Nulle si découverte

Après une pause estivale, Galerie Showcase est heureuse d’accueillir Nulle si découverte, une exposition de Lorette Pouillon.

Quand j’appelle Lorette Pouillon cet été, elle travaille dans son atelier à Clermont-Ferrand sur plusieurs expositions qui auront lieu au fil de l’année. Ravie de pouvoir faire en avance, elle me donne des indices de la pièce qu’il y aura dans la vitrine. Parquet peint sur carton, objets sortant de sous les lattes, des yeux qui vous observent, des traces de pas. La page de mon carnet ressemble à une constellation foisonnante, une carte au trésor sans le Vous êtes ici ni le trésor dessiné : scène figée à la verticale, trompe-l'œil avec vue aérienne d’un enfant devenu grand. Elle semble vouloir contenir le regard, zoomer et cadrer la banalité pour en faire une séquence de film sans jamais oublier de jouer avec les perceptions des regardeur·euses. Tel un véritable jeu de piste, je ne m’attarde pas sur les questions, le paysage quotidien se dessine mais la part de mystère reste entière. Petit à petit, ce tableau bas-relief se dévoile, les balles de ping pong s'agrippent aux regards des passant·es, l’image s’ancre et l’histoire arrive.

Si je devais associer Lorette à un animal, ce serait un chat. Elle joue pour observer, poser son regard sur les alentours. Tout peut devenir une proie, chaque chose inerte ne demande qu’un regard pour bouger et se dérober. Grâce à de petits moteurs au son d’une respiration, la scène prend vie, nos yeux se posent des questions : où sont les fils des pantins ? La magie est-elle vraie ? Quelle est l’histoire ?

Tous les éléments de ces tableaux se disputent le premier rôle de l’enquête.

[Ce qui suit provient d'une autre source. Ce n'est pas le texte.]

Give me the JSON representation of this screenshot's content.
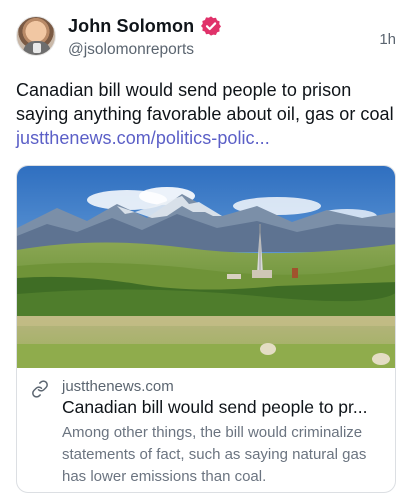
{
  "author": {
    "display_name": "John Solomon",
    "handle": "@jsolomonreports",
    "verified": true
  },
  "timestamp": "1h",
  "post": {
    "text": "Canadian bill would send people to prison saying anything favorable about oil, gas or coal",
    "link_text": "justthenews.com/politics-polic..."
  },
  "link_card": {
    "domain": "justthenews.com",
    "title": "Canadian bill would send people to pr...",
    "description": "Among other things, the bill would criminalize statements of fact, such as saying natural gas has lower emissions than coal."
  },
  "colors": {
    "text": "#0f1419",
    "secondary_text": "#5b6570",
    "link": "#5b5fc7",
    "verified_badge": "#e0326a",
    "card_border": "#dcdfe3"
  },
  "icons": {
    "verified": "verified-badge-icon",
    "link": "link-icon"
  }
}
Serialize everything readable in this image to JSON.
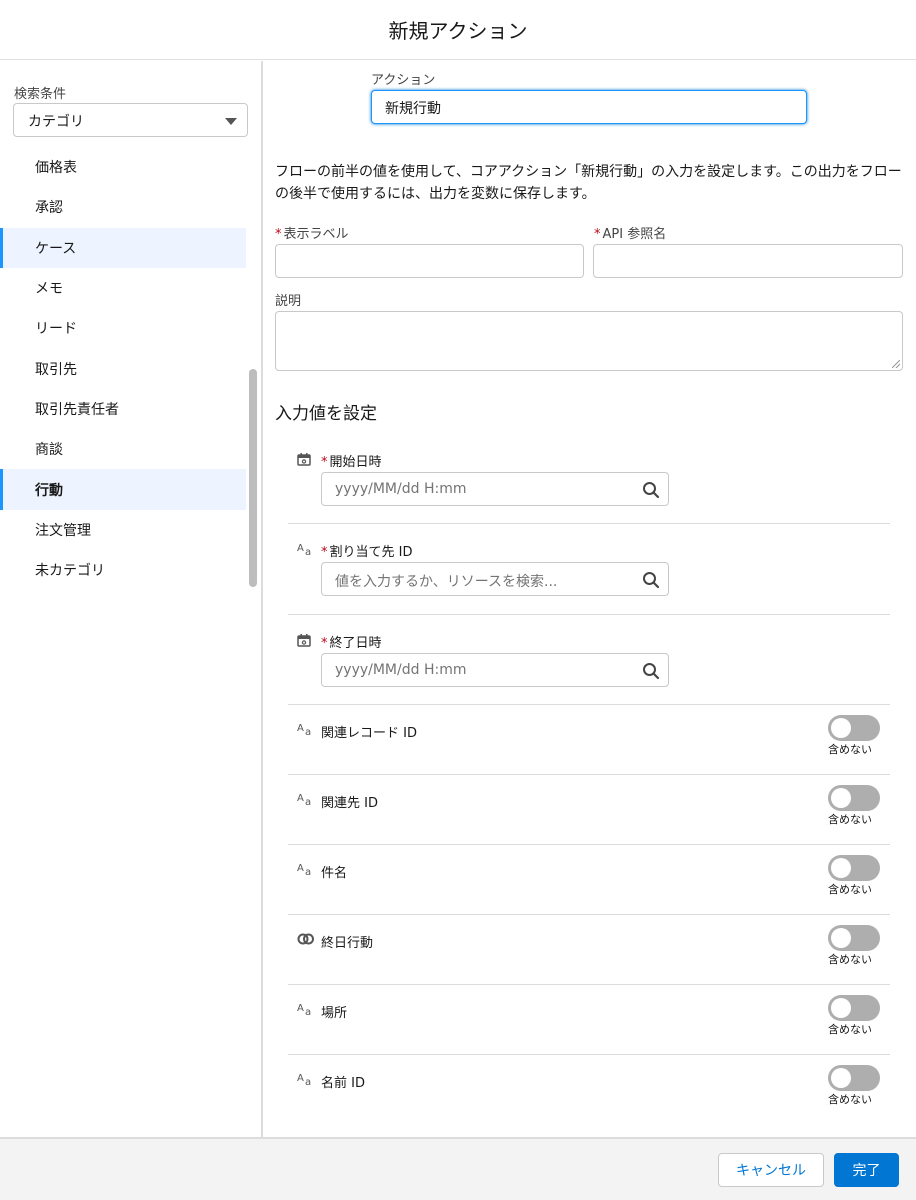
{
  "modal": {
    "title": "新規アクション"
  },
  "sidebar": {
    "filter_label": "検索条件",
    "filter_value": "カテゴリ",
    "categories": [
      {
        "label": "価格表",
        "selected": false
      },
      {
        "label": "承認",
        "selected": false
      },
      {
        "label": "ケース",
        "selected": true
      },
      {
        "label": "メモ",
        "selected": false
      },
      {
        "label": "リード",
        "selected": false
      },
      {
        "label": "取引先",
        "selected": false
      },
      {
        "label": "取引先責任者",
        "selected": false
      },
      {
        "label": "商談",
        "selected": false
      },
      {
        "label": "行動",
        "selected": true
      },
      {
        "label": "注文管理",
        "selected": false
      },
      {
        "label": "未カテゴリ",
        "selected": false
      }
    ]
  },
  "main": {
    "action_label": "アクション",
    "action_value": "新規行動",
    "description": "フローの前半の値を使用して、コアアクション「新規行動」の入力を設定します。この出力をフローの後半で使用するには、出力を変数に保存します。",
    "display_label": "表示ラベル",
    "api_name_label": "API 参照名",
    "description_label": "説明",
    "section_title": "入力値を設定",
    "params": [
      {
        "label": "開始日時",
        "required": true,
        "icon": "calendar-icon",
        "placeholder": "yyyy/MM/dd H:mm"
      },
      {
        "label": "割り当て先 ID",
        "required": true,
        "icon": "text-type-icon",
        "placeholder": "値を入力するか、リソースを検索..."
      },
      {
        "label": "終了日時",
        "required": true,
        "icon": "calendar-icon",
        "placeholder": "yyyy/MM/dd H:mm"
      }
    ],
    "optional_params": [
      {
        "label": "関連レコード ID",
        "icon": "text-type-icon",
        "toggle_label": "含めない"
      },
      {
        "label": "関連先 ID",
        "icon": "text-type-icon",
        "toggle_label": "含めない"
      },
      {
        "label": "件名",
        "icon": "text-type-icon",
        "toggle_label": "含めない"
      },
      {
        "label": "終日行動",
        "icon": "boolean-icon",
        "toggle_label": "含めない"
      },
      {
        "label": "場所",
        "icon": "text-type-icon",
        "toggle_label": "含めない"
      },
      {
        "label": "名前 ID",
        "icon": "text-type-icon",
        "toggle_label": "含めない"
      }
    ]
  },
  "footer": {
    "cancel_label": "キャンセル",
    "done_label": "完了"
  },
  "colors": {
    "brand": "#0176d3",
    "selected_bg": "#eef4ff",
    "required": "#ba0517"
  }
}
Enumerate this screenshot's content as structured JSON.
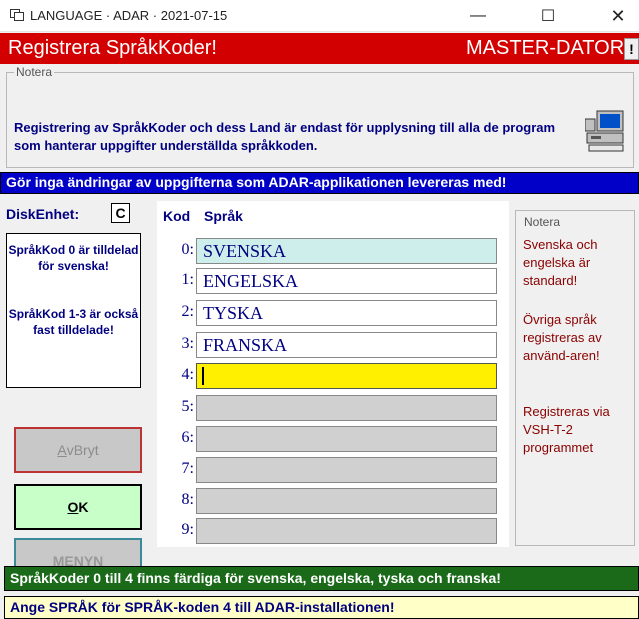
{
  "window": {
    "title": "LANGUAGE · ADAR · 2021-07-15",
    "minimize": "—",
    "maximize": "☐",
    "close": "✕"
  },
  "header": {
    "title": "Registrera SpråkKoder!",
    "right": "MASTER-DATORN",
    "excl": "!"
  },
  "notera": {
    "label": "Notera",
    "text": "Registrering av SpråkKoder och dess Land är endast för upplysning till alla de program som hanterar uppgifter underställda språkkoden."
  },
  "warning": "Gör inga ändringar av uppgifterna som ADAR-applikationen levereras med!",
  "disk": {
    "label": "DiskEnhet:",
    "value": "C"
  },
  "info": {
    "line1": "SpråkKod 0 är tilldelad för svenska!",
    "line2": "SpråkKod 1-3 är också fast tilldelade!"
  },
  "buttons": {
    "cancel": "AvBryt",
    "ok": "OK",
    "menu": "MENYN"
  },
  "grid": {
    "kod_header": "Kod",
    "sprak_header": "Språk",
    "rows": [
      {
        "label": "0:",
        "value": "SVENSKA"
      },
      {
        "label": "1:",
        "value": "ENGELSKA"
      },
      {
        "label": "2:",
        "value": "TYSKA"
      },
      {
        "label": "3:",
        "value": "FRANSKA"
      },
      {
        "label": "4:",
        "value": ""
      },
      {
        "label": "5:",
        "value": ""
      },
      {
        "label": "6:",
        "value": ""
      },
      {
        "label": "7:",
        "value": ""
      },
      {
        "label": "8:",
        "value": ""
      },
      {
        "label": "9:",
        "value": ""
      }
    ]
  },
  "side_note": {
    "label": "Notera",
    "p1": "Svenska och engelska är standard!",
    "p2": "Övriga språk registreras av använd-aren!",
    "p3": "Registreras via VSH-T-2 programmet"
  },
  "status": {
    "green": "SpråkKoder 0 till 4 finns färdiga för svenska, engelska, tyska och franska!",
    "yellow": "Ange SPRÅK för SPRÅK-koden 4 till ADAR-installationen!"
  },
  "colors": {
    "header_red": "#d20000",
    "warning_blue": "#0000c8",
    "status_green": "#1a6a1a",
    "active_field": "#fff000",
    "text_navy": "#000080"
  }
}
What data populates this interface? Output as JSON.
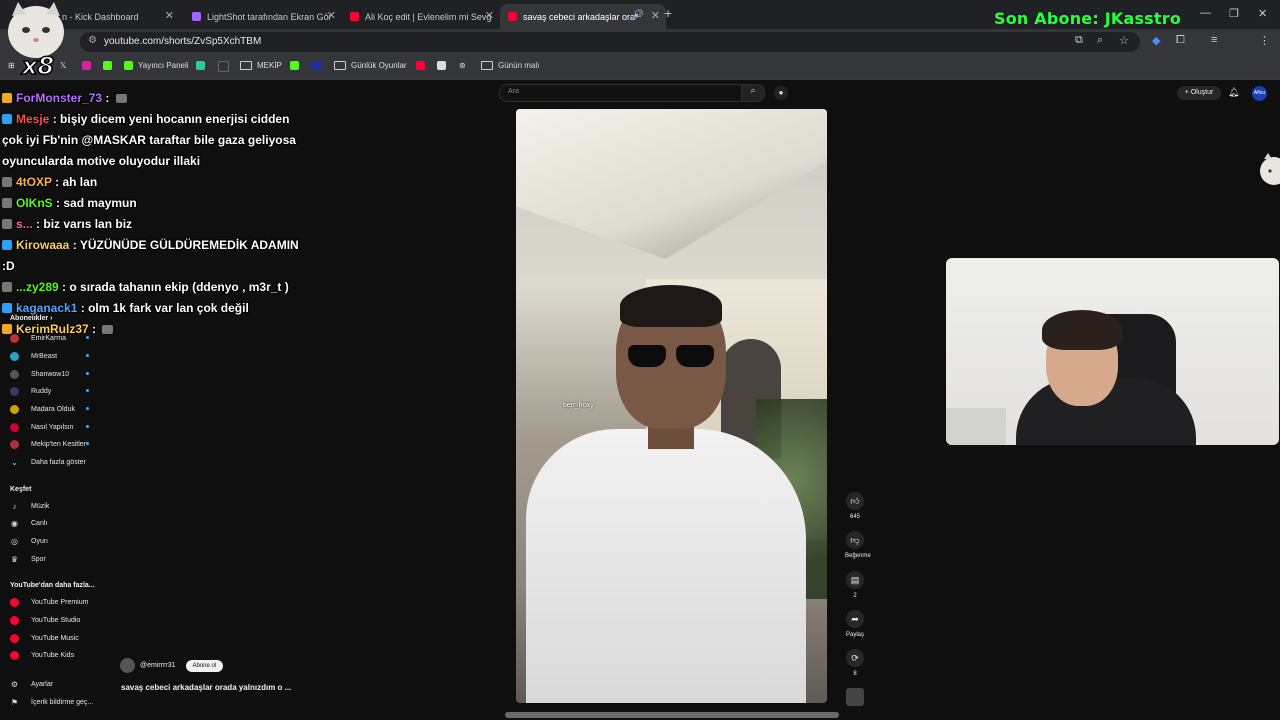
{
  "browser": {
    "tabs": [
      {
        "title": "n - Kick Dashboard",
        "favicon_color": "#53fc18"
      },
      {
        "title": "LightShot tarafından Ekran Gör",
        "favicon_color": "#a066ff"
      },
      {
        "title": "Ali Koç edit | Evlenelim mi Sevg",
        "favicon_color": "#ff0033"
      },
      {
        "title": "savaş cebeci arkadaşlar ora",
        "favicon_color": "#ff0033"
      }
    ],
    "url": "youtube.com/shorts/ZvSp5XchTBM",
    "bookmarks": [
      {
        "label": "Yayıncı Paneli"
      },
      {
        "label": "MEKİP"
      },
      {
        "label": "Günlük Oyunlar"
      },
      {
        "label": "Günün malı"
      }
    ]
  },
  "overlay": {
    "sub_alert": "Son Abone: JKasstro",
    "logo_text": "x8",
    "chat": [
      {
        "user": "ForMonster_73",
        "user_color": "#b66dff",
        "badge_color": "#f5a623",
        "text": "",
        "emote": true
      },
      {
        "user": "Mesje",
        "user_color": "#ff4d4d",
        "badge_color": "#2aa0ff",
        "text": "bişiy dicem yeni hocanın enerjisi cidden çok iyi Fb'nin @MASKAR taraftar bile gaza geliyosa oyuncularda motive oluyodur illaki",
        "emote": false
      },
      {
        "user": "4tOXP",
        "user_color": "#ffb347",
        "badge_color": "#777777",
        "text": "ah lan",
        "emote": false
      },
      {
        "user": "OlKnS",
        "user_color": "#53fc18",
        "badge_color": "#777777",
        "text": "sad maymun",
        "emote": false
      },
      {
        "user": "s...",
        "user_color": "#ff6b9a",
        "badge_color": "#777777",
        "text": "biz varıs lan biz",
        "emote": false
      },
      {
        "user": "Kirowaaa",
        "user_color": "#ffcf4d",
        "badge_color": "#2aa0ff",
        "text": "YÜZÜNÜDE GÜLDÜREMEDİK ADAMIN :D",
        "emote": false
      },
      {
        "user": "...zy289",
        "user_color": "#53fc18",
        "badge_color": "#777777",
        "text": "o sırada tahanın ekip (ddenyo , m3r_t )",
        "emote": false
      },
      {
        "user": "kaganack1",
        "user_color": "#4da6ff",
        "badge_color": "#2aa0ff",
        "text": "olm 1k fark var lan çok değil",
        "emote": false
      },
      {
        "user": "KerimRulz37",
        "user_color": "#ffcf4d",
        "badge_color": "#f5a623",
        "text": "",
        "emote": true
      }
    ]
  },
  "youtube": {
    "search_placeholder": "Ara",
    "create_label": "Oluştur",
    "avatar_label": "Aflou",
    "sidebar": {
      "subs_heading": "Abonelikler",
      "subscriptions": [
        {
          "name": "EmirKarma",
          "color": "#b33"
        },
        {
          "name": "MrBeast",
          "color": "#2aa4c7"
        },
        {
          "name": "Shanwow10",
          "color": "#555"
        },
        {
          "name": "Ruddy",
          "color": "#3a3a6a"
        },
        {
          "name": "Madara Olduk",
          "color": "#c9a400"
        },
        {
          "name": "Nasıl Yapılsın",
          "color": "#c03"
        },
        {
          "name": "Mekip'ten Kesitler",
          "color": "#a33"
        }
      ],
      "show_more": "Daha fazla göster",
      "explore_heading": "Keşfet",
      "explore": [
        {
          "name": "Müzik",
          "icon": "music-icon"
        },
        {
          "name": "Canlı",
          "icon": "live-icon"
        },
        {
          "name": "Oyun",
          "icon": "gamepad-icon"
        },
        {
          "name": "Spor",
          "icon": "trophy-icon"
        }
      ],
      "more_heading": "YouTube'dan daha fazla...",
      "more": [
        {
          "name": "YouTube Premium"
        },
        {
          "name": "YouTube Studio"
        },
        {
          "name": "YouTube Music"
        },
        {
          "name": "YouTube Kids"
        }
      ],
      "settings": "Ayarlar",
      "report": "İçerik bildirme geç..."
    },
    "short": {
      "video_label": "ben_froxy",
      "likes": "645",
      "dislike_label": "Beğenme",
      "comments": "2",
      "share_label": "Paylaş",
      "remix_count": "8",
      "channel": "@emirrrr31",
      "subscribe_label": "Abone ol",
      "title": "savaş cebeci arkadaşlar orada yalnızdım o ..."
    }
  }
}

Certes, nous pouvons poser le nom des différents éléments, ils sont là, devant nous. Ce sont tous les objets qu’on ne voit plus, qui peuplent nos intérieurs, nos poches et nos étagères. Le simple fait de détourner légèrement leur fonction ou tout simplement de les présenter sans leur contexte habituel colle sur eux un passé, un présent et un futur obscur.

Lorette revient à la notion même d’objet, objectum qui signifie « chose mise devant » ; elle place devant elle des choses, des formes pour qu’elles affectent les sens et qu’elles s’offrent à la perception, à nos regards. L’objet est une chose inanimée jetée aux yeux des visiteur·euses pour qu’il existe. Une fois perçus, les objets se fétichisent et deviennent les acteurs de leur propre histoire.

Le jeu, l’humour, la malice sont les ingrédients des scènes animées de Lorette Pouillon, qu’elle agrémente de collection d’objets glanés et regroupés avec soin. Des familles d’objets, des arbres généalogiques apparaissent faisant écho au film L’Objet de Jacques Louis Nyst ou Les Glaneurs et la Glaneuse d’Agnès Varda. Tout est une question de vision. À la façon d’un théâtre minimaliste sans acteur·ice ni texte, Lorette Pouillon nous propose de soulever les lattes pour voir les ficelles, les coulisses ou simplement prendre de la hauteur pour observer.

Chercher le pourquoi du comment, trouver la réponse est souvent notre seul objectif quand on ne comprend pas. Avec Nulle si découverte l'artiste nous interdit presque de chercher. Si la réponse est découverte même par hasard, le jeu ne vaudra plus rien. Se laisser percuter par la surprise d'une exposition dans un mur devenu parquet et s'en contenter.